Bir karınca için, hayatın yegane anlamı, sırtındaki
buğday tanesini hedefe kadar taşıyabilmektir. Bir işçi için, bahçesindeki
ürünlerin bereketi ve düzenidir. Bir çoban için hayvanların sağ salim
otlatılması ve beklenen verimin elde edilmesidir.
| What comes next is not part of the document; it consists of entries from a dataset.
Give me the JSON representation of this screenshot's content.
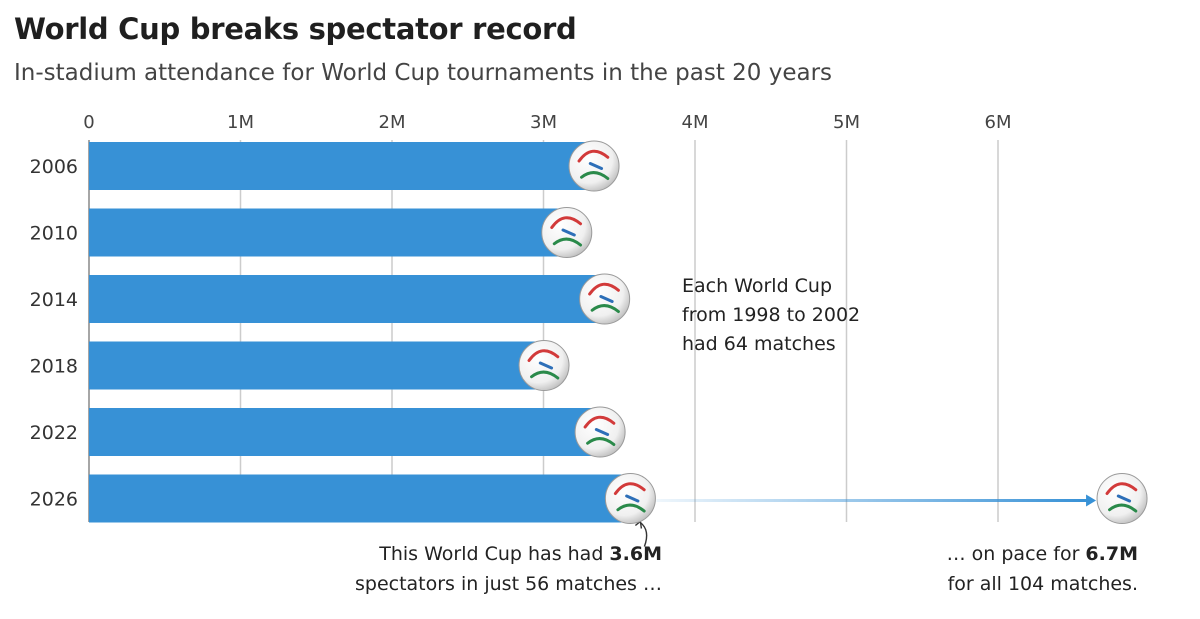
{
  "title": "World Cup breaks spectator record",
  "subtitle": "In-stadium attendance for World Cup tournaments in the past 20 years",
  "colors": {
    "bar": "#3791d6",
    "grid": "#cccccc",
    "arrow": "#3791d6"
  },
  "icons": {
    "ball": "football-icon"
  },
  "annotations": {
    "matches_note": [
      "Each World Cup",
      "from 1998 to 2002",
      "had 64 matches"
    ],
    "current_line1_prefix": "This World Cup has had ",
    "current_line1_value": "3.6M",
    "current_line2": "spectators in just 56 matches …",
    "pace_line1_prefix": "… on pace for ",
    "pace_line1_value": "6.7M",
    "pace_line2": "for all 104 matches."
  },
  "chart_data": {
    "type": "bar",
    "orientation": "horizontal",
    "title": "World Cup breaks spectator record",
    "subtitle": "In-stadium attendance for World Cup tournaments in the past 20 years",
    "categories": [
      "2006",
      "2010",
      "2014",
      "2018",
      "2022",
      "2026"
    ],
    "values": [
      3.36,
      3.18,
      3.43,
      3.03,
      3.4,
      3.6
    ],
    "projected": {
      "category": "2026",
      "value": 6.7
    },
    "unit": "M",
    "xlim": [
      0,
      6.7
    ],
    "ticks": [
      {
        "value": 0,
        "label": "0"
      },
      {
        "value": 1,
        "label": "1M"
      },
      {
        "value": 2,
        "label": "2M"
      },
      {
        "value": 3,
        "label": "3M"
      },
      {
        "value": 4,
        "label": "4M"
      },
      {
        "value": 5,
        "label": "5M"
      },
      {
        "value": 6,
        "label": "6M"
      }
    ],
    "grid": true,
    "axis_position": "top"
  }
}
Kendilerini boş bir tünelde hissedenler ise envai çeşit
eğlencelerin peşinde koşar ve buna hayat derler. Oysa hayat denen şey, geçici
hazinelerin, geçici heveslerin geçici mutlulukların diyarıdır. Buradan kim ne
istiyorsa onu elde eder. Sonsuzluğa açılan o aydınlık yol ise ellerindeki
meşale ile yürüyenlerin yoludur. İşte bizim önderlerimiz onlardır.
HUZUR NEDİR
Herkes mutluluk peşinde koşuyor da, huzuru dillendiren
pek yok. Oysa mutluluk heveslerimizle gürbüzleşip yoksunluğumuzla ortadan
kalkan bir şeydir. Fakat huzur bizi yoklukta da varlıkta da terk etmez. Zira
huzurun kaynağı maneviyattır. O yüzden geçici mutluluklar her kapıyı çalarken
huzur sadece iyilerin evinde konaklıyor. Çünkü huzur heveslerden değil, erdem
ve faziletlerden beslenir. Huzurun en doğru tanımını yapacak kişiler ise ,
ilahi sevgiyi hayatına resmeden kişilerdir .
Hayatı Okumak
Bilgi sadece kitapların satırları arasında gelişip
büyümez. Bazen bize acı veren olaylardan , yoksulluktan veya mahrumiyetten de
bilginin farklı bir yönünü öğreniriz ; hayatımızın yanlışlarından edindiğimiz
bilgi ve tecrübeler , bir filozofun sözlerinden yada kitapların sayfaları
arasından süzülüp gelen bilgiden daha kalıcı bir etki bırakabilir . Kitapsız
bir dünya, bir hayat düşünemeyiz. Fakat kendini öğrenmeye adamış öyle kişiler
vardır ki, onlar yazılı eserlerin yanında, olayları, kişileri, tabiatı, hatta
hayatın kendisini okumayı ve gönül hazinelerini zenginleştirmeyi başarırlar.